The goal for these criminal networks is to get the product (drugs or humans) across the border and into a stash house as quickly and rapidly as possible in order to evade law enforcement. Stash houses are an important component in smuggling as they provide a blanket that masks criminal activity along the border.

Human smuggling networks routinely treat migrants as a commodity. As seen in this video posted on August 12th, 2020 by Commissioner Morgan where you get to see a video recorded by a smuggler having no concern for human beings in terrible conditions.

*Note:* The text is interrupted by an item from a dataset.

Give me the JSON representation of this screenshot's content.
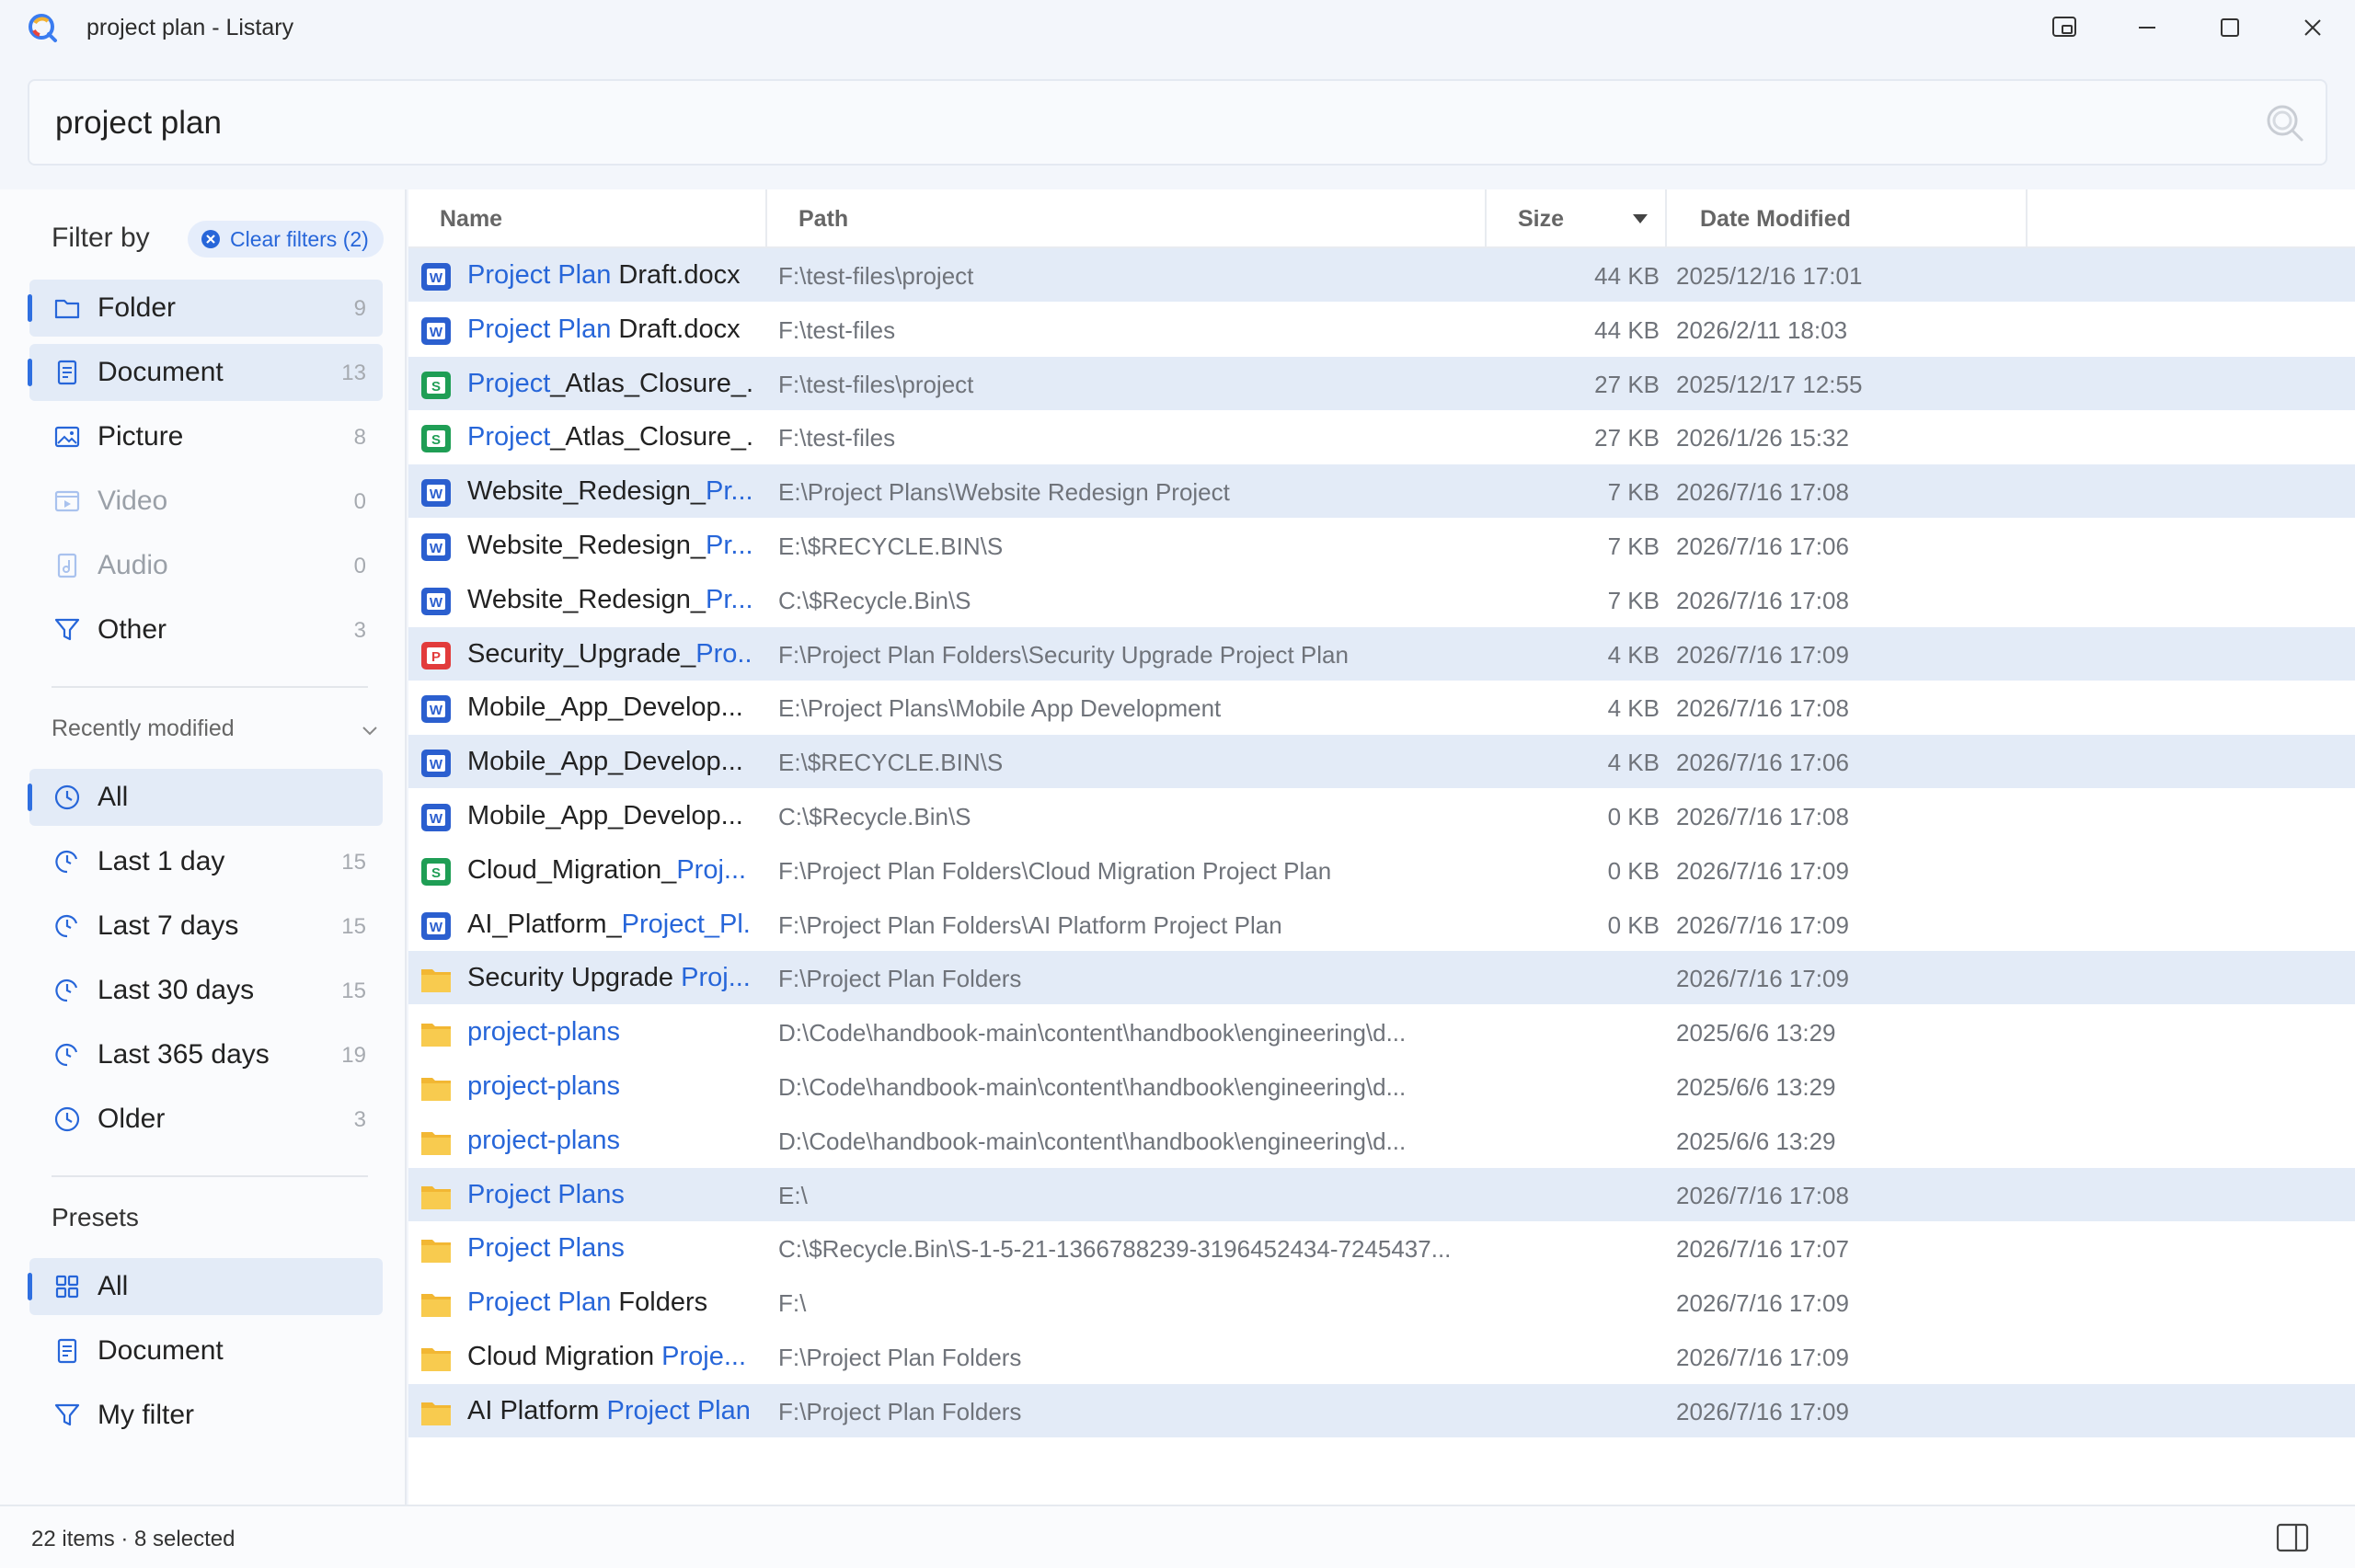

Human smugglers often commit the crimes of human trafficking as well. As migrants are being smuggled it is common for smugglers to take advantage of them through force, fraud, and coercion. The smugglers also subject migrants to forced sex, labor, and indentured servitude. These crimes are routinely discussed by Commission Mark Morgan at his monthly meetings with the press from the Reagan building in Washington.

While the stash house data is nowhere near a complete and transparent picture of how prolific the issue is across the southwest border, it at least presents a rare glimpse behind the law enforcement curtain that hints at the level of challenges federal, state, and local law enforcement are facing in south Texas to stop human smuggling and human trafficking at the border.

Breitbart Texas regularly reports on a case-by-case basis about the efforts by Border Patrol agents along with state and local law enforcement officers to disrupt and shut down these cartel-connected human smuggling operations carried out on U.S. soil.

Jaeson Jones is a retired Captain from the Texas Department of Public Safety’s Intelligence and Counterterrorism Division and a Breitbart Texas contributor. While on duty, he managed daily operations for the Texas Rangers Border Security Operations Center.